For me, the highlight was the resort’s ShuiQi Spa, a two-story oasis with a trickling water wall and a celestial domed ceiling. I booked a 30-minute ZeroBody floating treatment that promised to ease jetlag, which after a 14-hour flight, I desperately needed. I lay on a water mattress pulsing with LED lights from which I was guided into a meditative state. The treatment was said to stimulate circulation and perhaps it did, but its other claim to fame–relaxation–was evident.

One of Dubai’s most extraordinary restaurants, the glowing underwater Ossiano, is one of the big draws at Atlantis. The menu naturally nods towards the sea, which can make you feel just a touch uncomfortable as you watch your dinner’s brethren swim past. The night I dined here, it didn’t take long before a 600-pound grouper fixed an intense and persistent stare at my dining companion.

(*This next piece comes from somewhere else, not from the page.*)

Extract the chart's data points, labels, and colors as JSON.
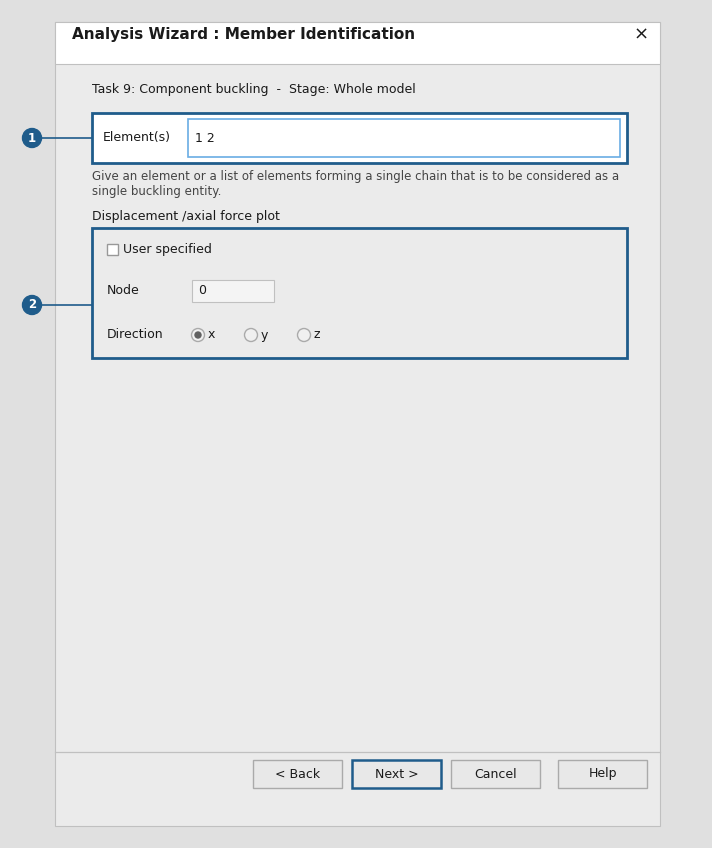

To experience the essence of Dubai, though, you will have to resist the gravitational pull of Atlantis and head a few miles into downtown. The city is known for its steady march of high-rise towers, which dazzle and disorient, like the Burj Khalifa, the tallest building in the world, which soars 2,722 feet. Because Dubai is poised to host the World Expo in 2020, the skyline continues to be populated with construction cranes.

As for the famed malls of Dubai, these temples of retail don’t disappoint. There are dancing fountains, a huge array of boutiques from Chanel to local silk shops, and if you hit the Mall of the Emirates, an indoor ski slope. The malls are your best chance to brush elbows with locals: men in kanduras, ankle-length white cotton shirts, and women in everything from black burqas to daisy duke shorts.

You can still discover pockets of traditional Arab life near to the new downtown. Take an abra, a traditional wooden boat, for the most atmospheric transfer across the Dubai Creek, and land at the docks steps from the souk. As you navigate the warren of narrow lanes that weave through the souks, the kaleidoscope of scents that waft from the stalls stand testament to a time not so long ago and prior to the oil boom when this was a thriving regional center, well regarded for its perfume and spice trades throughout the Arab world.

After exploring the souk, I hail a taxi back to my home base at the Atlantis. As I’m sped along the fast new highway, the frenzy of the traditional neighborhood of squat buildings and dusty intersections gives way to the orderly new downtown with its gleaming skyscrapers. As we pull onto the dramatic drive that leads to Palm Island, I spot a Lamborghini, this one canary yellow. It zooms past my dinged up taxicab, and I can’t help but smile as the driver’s white ghutrah (headscarf) flutters in the wind before the car disappears as if a mirage.